Quattro ricorsi contro il Decreto VIA 678/2025: associazioni ambientaliste, ordini professionali e comitati territoriali contestano la compatibilità ambientale del progetto e si preparano al confronto davanti al TAR Toscana

PRATO. [a.b.] Il percorso del Masterplan 2035 dell’aeroporto di Firenze entra ufficialmente nella sua fase più controversa. Venerdì 9 gennaio 2026 lo Studio Legale Giovannelli, Masi, Cecconi & Associati ha notificato ai Ministeri competenti e alle amministrazioni coinvolte quattro distinti ricorsi per chiedere l’annullamento del Decreto Interministeriale di VIA-VAS n. 678/2025, con cui il Ministero dell’Ambiente e della Sicurezza Energetica ha dichiarato la compatibilità ambientale del progetto di nuova pista e degli interventi connessi.
Secondo i ricorrenti, il provvedimento ministeriale avrebbe riconosciuto una “presunta” compatibilità ambientale tra l’espansione aeroportuale e l’area del Parco Agricolo della Piana Firenze–Prato–Pistoia, un territorio già sottoposto a vincoli, fragilità idrogeologiche e pressioni ambientali significative.
Da qui la decisione di avviare un’azione legale coordinata, che punta a rimettere in discussione l’intero impianto autorizzativo.
A promuovere i ricorsi è un fronte particolarmente eterogeneo, composto da associazioni ambientaliste nazionali, comitati locali, ordini professionali e realtà civiche.
Tra i firmatari figurano:
• Associazione degli Amici di Pisa APS
• Comitato No Aeroporto di Prato e Provincia
• Forum Ambientalista ODV
• Associazione IL BINARIO G.I.A.N. APS
• Associazione Il Giardino dei Fenicotteri Piana di Lecore APS
• ISDE Italia – Medici per l’Ambiente
• Italia Nostra Associazione Nazionale APS
• Legambiente Nazionale APS
• Lipu Associazione ODV
• Medicina Democratica ETS
• Ordine degli Architetti P.P. e C. della Provincia di Prato
• VAS Vita Ambiente Salute ODV
• WWF Italia ETS
• Una Città in Comune – Pisa
Una coalizione che unisce competenze tecniche, sensibilità ambientaliste e istanze territoriali, segno di un dissenso radicato e non circoscritto a un singolo ambito.

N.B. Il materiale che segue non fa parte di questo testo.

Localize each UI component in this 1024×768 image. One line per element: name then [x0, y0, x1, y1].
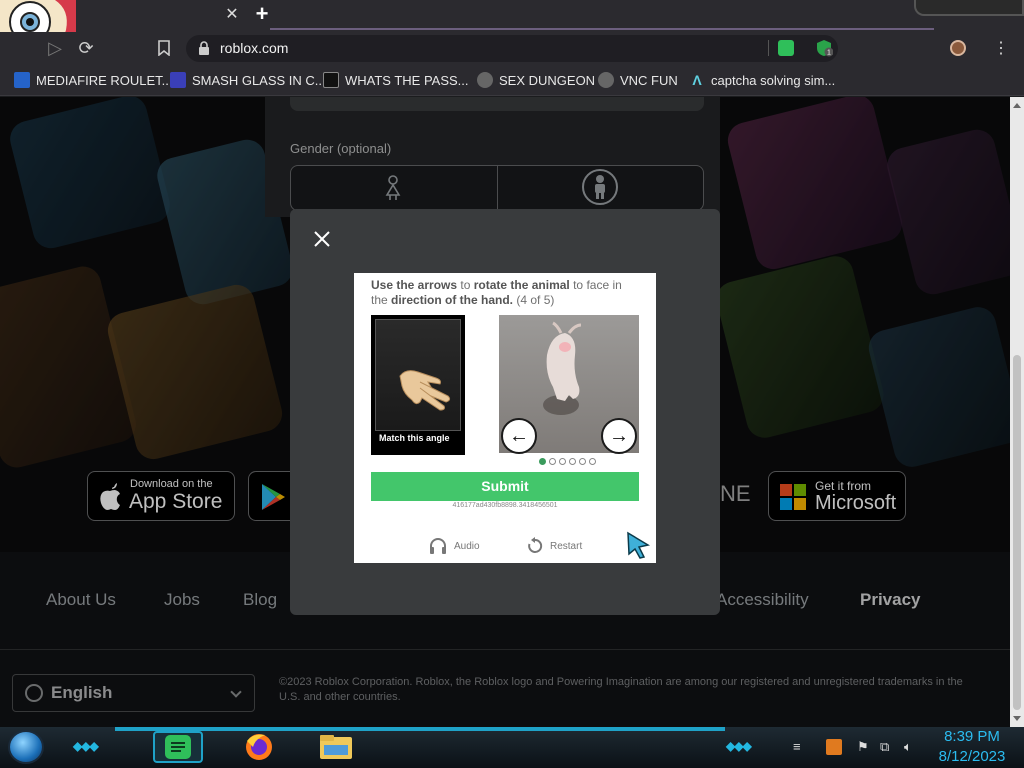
bookmark-vnc-fun[interactable]: VNC FUN — [598, 71, 678, 89]
headphones-icon — [430, 538, 446, 554]
bookmark-icon: Λ — [692, 72, 702, 88]
progress-dot — [549, 458, 556, 465]
mediafire-icon — [14, 72, 30, 88]
system-clock[interactable]: 8:39 PM 8/12/2023 — [934, 727, 1010, 767]
progress-dots — [539, 458, 596, 465]
clock-time: 8:39 PM — [944, 728, 1000, 745]
session-id: 416177ad430fb8898.3418456501 — [452, 502, 558, 509]
bookmark-icon — [323, 72, 339, 88]
flag-icon[interactable]: ⚑ — [857, 739, 869, 755]
bookmark-icon — [477, 72, 493, 88]
progress-dot — [589, 458, 596, 465]
taskbar-decoration: ◆◆◆ — [726, 739, 752, 753]
profile-icon[interactable] — [950, 40, 966, 56]
taskbar-app-notes[interactable] — [153, 731, 203, 763]
restart-label: Restart — [550, 540, 583, 552]
bookmarks-bar: MEDIAFIRE ROULET... SMASH GLASS IN C... … — [0, 64, 1024, 96]
hand-icon — [399, 370, 451, 411]
bookmark-label: VNC FUN — [620, 72, 678, 88]
navigation-bar: ▷ ⟳ roblox.com — [0, 32, 1024, 64]
bookmark-icon — [170, 72, 186, 88]
address-bar[interactable]: roblox.com — [186, 35, 838, 62]
toolbar-separator — [768, 40, 769, 56]
audio-label: Audio — [454, 540, 480, 552]
extension-green-icon[interactable] — [778, 40, 794, 56]
new-tab-button[interactable]: + — [250, 3, 274, 26]
url-text: roblox.com — [220, 40, 289, 56]
close-icon[interactable] — [312, 229, 332, 249]
svg-text:1: 1 — [827, 50, 831, 57]
bookmark-label: WHATS THE PASS... — [345, 72, 469, 88]
bookmark-smash-glass[interactable]: SMASH GLASS IN C... — [170, 71, 326, 89]
forward-icon[interactable]: ▷ — [42, 36, 68, 60]
rotate-right-button[interactable]: → — [601, 418, 637, 454]
tray-app-icon[interactable] — [826, 739, 842, 755]
clock-date: 8/12/2023 — [938, 748, 1006, 765]
bookmark-mediafire[interactable]: MEDIAFIRE ROULET... — [14, 71, 173, 89]
roblox-signup-page: Gender (optional) Download on the App St… — [0, 97, 1010, 727]
bookmark-label: SMASH GLASS IN C... — [192, 72, 326, 88]
progress-dot — [579, 458, 586, 465]
menu-icon[interactable]: ⋮ — [993, 38, 1009, 58]
progress-dot — [559, 458, 566, 465]
bookmark-label: SEX DUNGEON — [499, 72, 596, 88]
tab-close-button[interactable]: ✕ — [222, 5, 242, 25]
bookmark-captcha-sim[interactable]: Λ captcha solving sim... — [689, 71, 835, 89]
rotate-left-button[interactable]: ← — [501, 418, 537, 454]
bookmark-dungeon[interactable]: SEX DUNGEON — [477, 71, 595, 89]
progress-dot — [569, 458, 576, 465]
taskbar-file-explorer-icon[interactable] — [312, 731, 362, 763]
tray-expand-icon[interactable]: ≡ — [793, 739, 801, 754]
bookmark-label: MEDIAFIRE ROULET... — [36, 72, 173, 88]
reference-hand-image: Match this angle — [371, 315, 465, 455]
taskbar-firefox-icon[interactable] — [235, 731, 285, 763]
network-icon[interactable]: ⧉ — [880, 739, 889, 755]
restart-button[interactable]: Restart — [526, 537, 582, 555]
tab-bar — [0, 0, 1024, 32]
volume-icon[interactable]: 🔈︎ — [904, 739, 912, 755]
mouse-cursor-icon — [627, 531, 650, 559]
captcha-challenge: Use the arrows to rotate the animal to f… — [354, 273, 656, 563]
progress-dot — [539, 458, 546, 465]
bookmark-icon — [598, 72, 614, 88]
reload-icon[interactable]: ⟳ — [73, 36, 99, 60]
page-scrollbar[interactable] — [1010, 97, 1024, 727]
bookmark-whats-the-pass[interactable]: WHATS THE PASS... — [323, 71, 469, 89]
taskbar-decoration: ◆◆◆ — [73, 739, 99, 753]
start-button[interactable] — [8, 730, 44, 764]
submit-button[interactable]: Submit — [371, 472, 639, 501]
restart-icon — [528, 537, 543, 553]
bookmark-star-icon[interactable] — [151, 36, 177, 60]
captcha-modal: Use the arrows to rotate the animal to f… — [290, 209, 720, 615]
bookmark-label: captcha solving sim... — [711, 72, 836, 88]
match-angle-label: Match this angle — [379, 433, 450, 443]
audio-button[interactable]: Audio — [428, 537, 480, 555]
lock-icon — [199, 41, 209, 55]
extension-shield-icon[interactable]: 1 — [815, 39, 834, 57]
captcha-instructions: Use the arrows to rotate the animal to f… — [371, 278, 622, 307]
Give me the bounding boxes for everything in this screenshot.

Pur con motivazioni articolate, il nucleo delle contestazioni ruota attorno a tre punti chiave:
• Impatto sul Parco Agricolo della Piana, area strategica per biodiversità, agricoltura e mitigazione climatica.
• Valutazioni ambientali ritenute insufficienti, in particolare su rumore, qualità dell’aria, consumo di suolo e rischio idraulico.
• Coerenza con gli strumenti di pianificazione territoriale, più volte oggetto di dibattito negli ultimi anni.
I ricorrenti sostengono che il Decreto VIA 678/2025 non avrebbe tenuto adeguatamente conto delle criticità già evidenziate in precedenti fasi istruttorie e che l’opera, così come progettata, comporterebbe un impatto non compatibile con gli equilibri della Piana.
Nei termini di legge, i ricorsi saranno depositati davanti al TAR Toscana, che sarà chiamato a valutare la legittimità del decreto e degli atti connessi. L’esito del contenzioso potrebbe incidere in modo significativo sul cronoprogramma del Masterplan 2035, aprendo scenari che vanno dalla conferma dell’iter autorizzativo alla sua revisione, fino a un possibile stop.
La vicenda si inserisce in un dibattito che da anni divide istituzioni, territori e comunità locali: da un lato le esigenze di sviluppo infrastrutturale e di potenziamento dei collegamenti aerei, dall’altro la tutela di un’area considerata cruciale per l’equilibrio ambientale della Piana.
Il 2026 si apre dunque con un nuovo capitolo di una partita complessa, destinata a segnare il futuro dell’aeroporto di Firenze e dell’intero sistema territoriale che lo circonda.